Pengalaman masa kecil ini mempengaruhinya dalam membuat karya. Bagi lulusan Seni Rupa di Universitas Pendidikan Indonesia ini setiap orang mampu menjadi siapa saja termasuk pahlawan.
SCROLL TO CONTINUE WITH CONTENT

Karenanya wanita yang akrab disapa Emonk ini membuat dua pameran tunggal pada 2008 dan 2011 lalu dengan karakter kartun yang disukainya. Di pameran pertamanya berjudul 'Everyday is 'MON'day' dan yang kedua 'Everyday is 'MON'day #2'. Dua-duanya digelar di Yogyakarta.
Uniknya, pengambilan karakter kartun maupun superhero dengan akhiran 'man' diparodikannya menjadi 'mon'. "Pas banget dengan nama panggilan saya eMON."
Pameran dengan tema imajinasi anak-anak ini juga pernah diikutinya dua tahun lalu di Jakarta dengan tema 'Imaginary World: Childish Inspired'.

Dalam membuat karya, Emonk mencampur beberapa teknik dan juga bahannya.
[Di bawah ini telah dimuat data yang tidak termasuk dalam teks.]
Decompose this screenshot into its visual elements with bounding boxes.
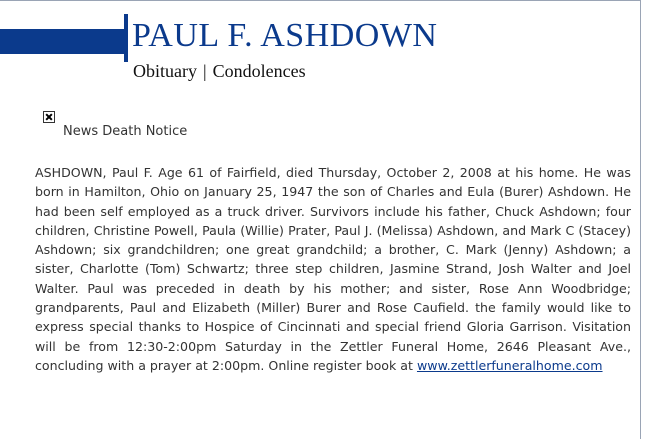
condolences-link[interactable]: Condolences — [212, 61, 306, 81]
funeral-home-link[interactable]: www.zettlerfuneralhome.com — [416, 357, 603, 373]
page-title: PAUL F. ASHDOWN — [132, 17, 438, 54]
obituary-link[interactable]: Obituary — [133, 61, 197, 81]
broken-image-icon — [43, 111, 55, 123]
nav-separator: | — [202, 61, 207, 81]
image-alt-text: News Death Notice — [63, 124, 188, 139]
obituary-body: ASHDOWN, Paul F. Age 61 of Fairfield, died Thursday, October 2, 2008 at his home. He was born in Hamilton, Ohio on January 25, 1947 the son of Charles and Eula (Burer) Ashdown. He had been self employed as a truck driver. Survivors include his father, Chuck Ashdown; four children, Christine Powell, Paula (Willie) Prater, Paul J. (Melissa) Ashdown, and Mark C (Stacey) Ashdown; six grandchildren; one great grandchild; a brother, C. Mark (Jenny) Ashdown; a sister, Charlotte (Tom) Schwartz; three step children, Jasmine Strand, Josh Walter and Joel Walter. Paul was preceded in death by his mother; and sister, Rose Ann Woodbridge; grandparents, Paul and Elizabeth (Miller) Burer and Rose Caufield. the family would like to express special thanks to Hospice of Cincinnati and special friend Gloria Garrison. Visitation will be from 12:30-2:00pm Saturday in the Zettler Funeral Home, 2646 Pleasant Ave., concluding with a prayer at 2:00pm. Online register book at — [35, 165, 631, 373]
header-accent-bar — [0, 29, 124, 54]
obituary-text — [35, 163, 631, 375]
header-vertical-rule — [124, 14, 128, 62]
top-border — [0, 0, 640, 1]
right-border — [640, 0, 641, 439]
header-nav — [133, 60, 306, 82]
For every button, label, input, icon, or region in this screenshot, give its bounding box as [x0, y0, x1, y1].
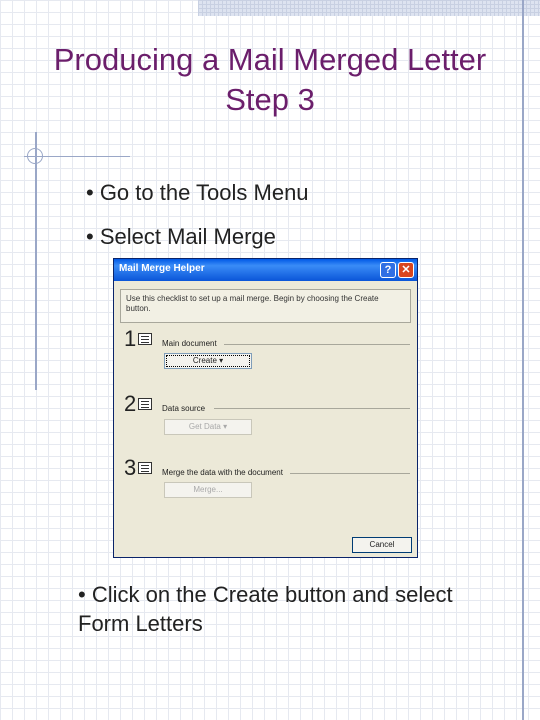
bullet-select-mail-merge: • Select Mail Merge — [86, 224, 276, 249]
mail-merge-helper-dialog — [113, 258, 418, 558]
main-document-icon — [138, 333, 152, 345]
step-1-label: Main document — [162, 339, 217, 348]
create-button[interactable]: Create ▾ — [164, 353, 252, 369]
step-2-number: 2 — [124, 391, 137, 416]
instructions-text: Use this checklist to set up a mail merge. Begin by choosing the Create button. — [120, 289, 411, 323]
bullet-click-create: • Click on the Create button and select Form Letters — [78, 582, 453, 636]
step-2-label: Data source — [162, 404, 206, 413]
step-3-label: Merge the data with the document — [162, 468, 283, 477]
cancel-button[interactable]: Cancel — [352, 537, 412, 553]
dialog-title: Mail Merge Helper — [119, 263, 205, 274]
left-decorative-line — [35, 132, 37, 390]
step-3-divider — [290, 473, 410, 474]
help-button[interactable]: ? — [380, 262, 396, 278]
data-source-icon — [138, 398, 152, 410]
title-line-1: Producing a Mail Merged Letter — [53, 42, 487, 77]
merge-button[interactable]: Merge... — [164, 482, 252, 498]
bullet-tools-menu: • Go to the Tools Menu — [86, 180, 309, 205]
step-2-divider — [214, 408, 410, 409]
title-line-2: Step 3 — [225, 82, 315, 117]
get-data-button[interactable]: Get Data ▾ — [164, 419, 252, 435]
slide-title — [0, 40, 540, 120]
rule-circle-ornament — [27, 148, 43, 164]
merge-icon — [138, 462, 152, 474]
dialog-titlebar — [114, 259, 417, 281]
step-1-divider — [224, 344, 410, 345]
top-decorative-band — [198, 0, 540, 16]
step-1-number: 1 — [124, 326, 137, 351]
close-button[interactable]: ✕ — [398, 262, 414, 278]
step-3-number: 3 — [124, 455, 137, 480]
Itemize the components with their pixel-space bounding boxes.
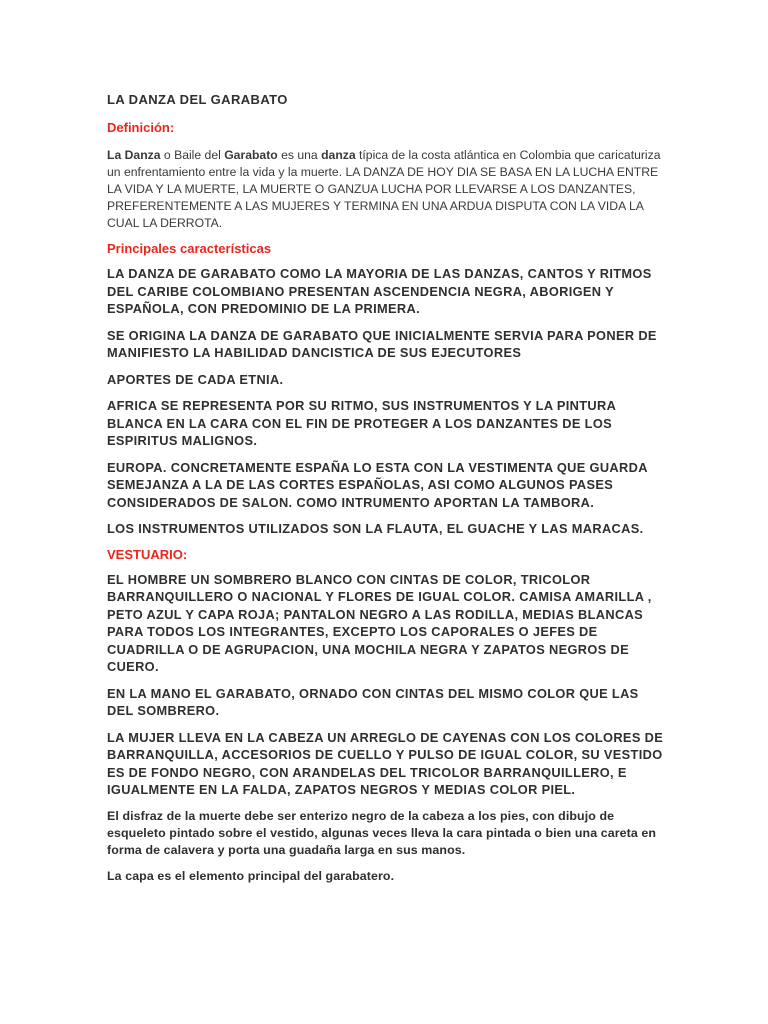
definicion-text-3: típica de la costa atlántica en Colombia que caricaturiza un enfrentamiento entre la vida y la muerte. LA DANZA DE HOY DIA SE BASA EN LA LUCHA ENTRE LA VIDA Y LA MUERTE, LA MUERTE O GANZUA LUCHA POR LLEVARSE A LOS DANZANTES, PREFERENTEMENTE A LAS MUJERES Y TERMINA EN UNA ARDUA DISPUTA CON LA VIDA LA CUAL LA DERROTA. (107, 148, 661, 230)
vestuario-paragraph: EN LA MANO EL GARABATO, ORNADO CON CINTAS DEL MISMO COLOR QUE LAS DEL SOMBRERO. (107, 685, 639, 718)
vestuario-paragraph: LA MUJER LLEVA EN LA CABEZA UN ARREGLO DE CAYENAS CON LOS COLORES DE BARRANQUILLA, ACCESORIOS DE CUELLO Y PULSO DE IGUAL COLOR, SU VESTIDO ES DE FONDO NEGRO, CON ARANDELAS DEL TRICOLOR BARRANQUILLERO, E IGUALMENTE EN LA FALDA, ZAPATOS NEGROS Y MEDIAS COLOR PIEL. (107, 729, 664, 797)
caracteristicas-paragraph: APORTES DE CADA ETNIA. (107, 371, 284, 387)
caracteristicas-paragraph: EUROPA. CONCRETAMENTE ESPAÑA LO ESTA CON LA VESTIMENTA QUE GUARDA SEMEJANZA A LA DE LAS CORTES ESPAÑOLAS, ASI COMO ALGUNOS PASES CONSIDERADOS DE SALON. COMO INTRUMENTO APORTAN LA TAMBORA. (107, 459, 648, 510)
definicion-bold-2: Garabato (224, 148, 278, 162)
definicion-heading: Definición: (107, 120, 175, 135)
vestuario-heading: VESTUARIO: (107, 546, 188, 562)
caracteristicas-paragraph: AFRICA SE REPRESENTA POR SU RITMO, SUS INSTRUMENTOS Y LA PINTURA BLANCA EN LA CARA CON EL FIN DE PROTEGER A LOS DANZANTES DE LOS ESPIRITUS MALIGNOS. (107, 398, 616, 448)
definicion-bold-3: danza (321, 148, 356, 162)
vestuario-paragraph: EL HOMBRE UN SOMBRERO BLANCO CON CINTAS DE COLOR, TRICOLOR BARRANQUILLERO O NACIONAL Y FLORES DE IGUAL COLOR. CAMISA AMARILLA , PETO AZUL Y CAPA ROJA; PANTALON NEGRO A LAS RODILLA, MEDIAS BLANCAS PARA TODOS LOS INTEGRANTES, EXCEPTO LOS CAPORALES O JEFES DE CUADRILLA O DE AGRUPACION, UNA MOCHILA NEGRA Y ZAPATOS NEGROS DE CUERO. (107, 571, 652, 674)
definicion-text-2: es una (277, 148, 322, 162)
document-content (107, 92, 667, 885)
closing-paragraph: La capa es el elemento principal del garabatero. (107, 868, 395, 883)
definicion-paragraph (107, 147, 667, 232)
closing-paragraph: El disfraz de la muerte debe ser enterizo negro de la cabeza a los pies, con dibujo de esqueleto pintado sobre el vestido, algunas veces lleva la cara pintada o bien una careta en forma de calavera y porta una guadaña larga en sus manos. (107, 808, 657, 857)
definicion-bold-1: La Danza (107, 148, 161, 162)
caracteristicas-paragraph: LOS INSTRUMENTOS UTILIZADOS SON LA FLAUTA, EL GUACHE Y LAS MARACAS. (107, 521, 644, 536)
definicion-text-1: o Baile del (160, 148, 225, 162)
document-title: LA DANZA DEL GARABATO (107, 92, 288, 107)
caracteristicas-paragraph: SE ORIGINA LA DANZA DE GARABATO QUE INICIALMENTE SERVIA PARA PONER DE MANIFIESTO LA HABILIDAD DANCISTICA DE SUS EJECUTORES (107, 327, 657, 360)
caracteristicas-heading: Principales características (107, 241, 272, 256)
caracteristicas-paragraph: LA DANZA DE GARABATO COMO LA MAYORIA DE LAS DANZAS, CANTOS Y RITMOS DEL CARIBE COLOMBIANO PRESENTAN ASCENDENCIA NEGRA, ABORIGEN Y ESPAÑOLA, CON PREDOMINIO DE LA PRIMERA. (107, 266, 652, 316)
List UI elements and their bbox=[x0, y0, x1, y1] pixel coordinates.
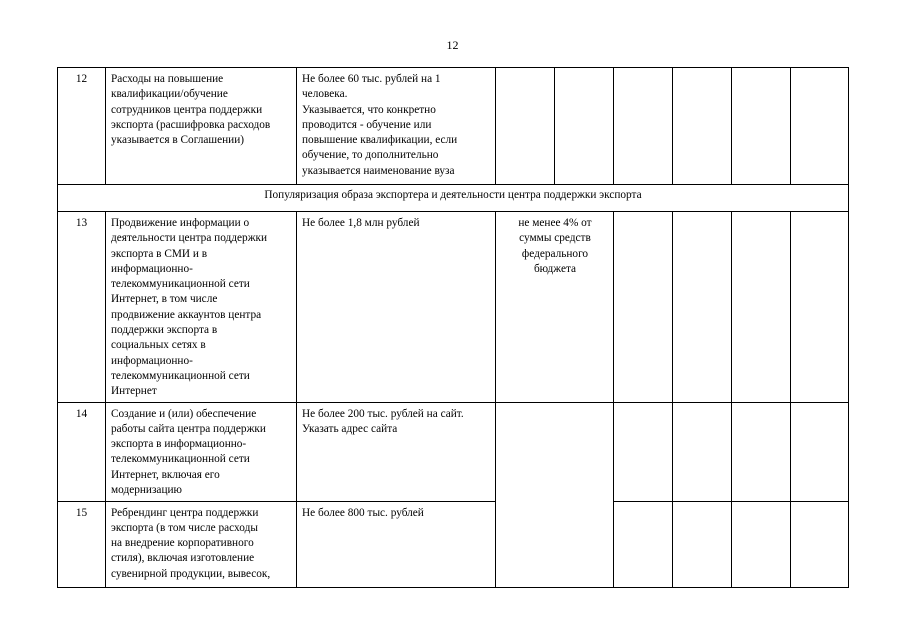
empty-cell bbox=[791, 501, 849, 587]
expense-limit: Не более 60 тыс. рублей на 1 человека. Указывается, что конкретно проводится - обучение или повышение квалификации, если обучение, то дополнительно указывается наименование вуза bbox=[297, 68, 496, 185]
empty-cell bbox=[732, 501, 791, 587]
row-number: 13 bbox=[58, 212, 106, 403]
table-row-14 bbox=[58, 402, 849, 501]
empty-cell bbox=[791, 68, 849, 185]
page-number: 12 bbox=[446, 38, 459, 52]
empty-cell bbox=[614, 402, 673, 501]
expense-name: Продвижение информации о деятельности центра поддержки экспорта в СМИ и в информационно- телекоммуникационной сети Интернет, в том числе продвижение аккаунтов центра поддержки экспорта в социальных сетях в информационно- телекоммуникационной сети Интернет bbox=[106, 212, 297, 403]
row-number: 14 bbox=[58, 402, 106, 501]
row-number: 15 bbox=[58, 501, 106, 587]
empty-cell bbox=[673, 501, 732, 587]
empty-cell bbox=[732, 212, 791, 403]
empty-cell bbox=[555, 68, 614, 185]
empty-cell bbox=[673, 212, 732, 403]
expense-limit: Не более 1,8 млн рублей bbox=[297, 212, 496, 403]
expense-name: Ребрендинг центра поддержки экспорта (в том числе расходы на внедрение корпоративного стиля), включая изготовление сувенирной продукции, вывесок, bbox=[106, 501, 297, 587]
expense-name: Создание и (или) обеспечение работы сайта центра поддержки экспорта в информационно- телекоммуникационной сети Интернет, включая его модернизацию bbox=[106, 402, 297, 501]
table-row-15 bbox=[58, 501, 849, 587]
section-header: Популяризация образа экспортера и деятельности центра поддержки экспорта bbox=[58, 185, 849, 212]
row-number: 12 bbox=[58, 68, 106, 185]
empty-cell bbox=[791, 402, 849, 501]
empty-cell bbox=[732, 68, 791, 185]
expense-limit: Не более 200 тыс. рублей на сайт. Указать адрес сайта bbox=[297, 402, 496, 501]
empty-cell bbox=[673, 68, 732, 185]
empty-cell bbox=[496, 68, 555, 185]
table-row-12 bbox=[58, 68, 849, 185]
expense-limit: Не более 800 тыс. рублей bbox=[297, 501, 496, 587]
section-header-row bbox=[58, 185, 849, 212]
empty-cell bbox=[614, 68, 673, 185]
empty-cell bbox=[614, 501, 673, 587]
expense-name: Расходы на повышение квалификации/обучение сотрудников центра поддержки экспорта (расшифровка расходов указывается в Соглашении) bbox=[106, 68, 297, 185]
expense-table bbox=[57, 67, 849, 588]
empty-merged-cell bbox=[496, 402, 614, 587]
empty-cell bbox=[732, 402, 791, 501]
empty-cell bbox=[673, 402, 732, 501]
table-row-13 bbox=[58, 212, 849, 403]
budget-share: не менее 4% от суммы средств федерального бюджета bbox=[496, 212, 614, 403]
empty-cell bbox=[791, 212, 849, 403]
empty-cell bbox=[614, 212, 673, 403]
Seperti dakron yang biasa digunakan untuk boneka diterapkannya pada karya dua dimensi. Serta menggunakan teknik jahit, tempel, lukis dan lain-lain.
Karya seninya banyak tersebar di Jakarta, Bandung, Yogyakarta, Perancis, dan Australia. Kolektor pertama yang membeli karyanya berasal dari Perancis.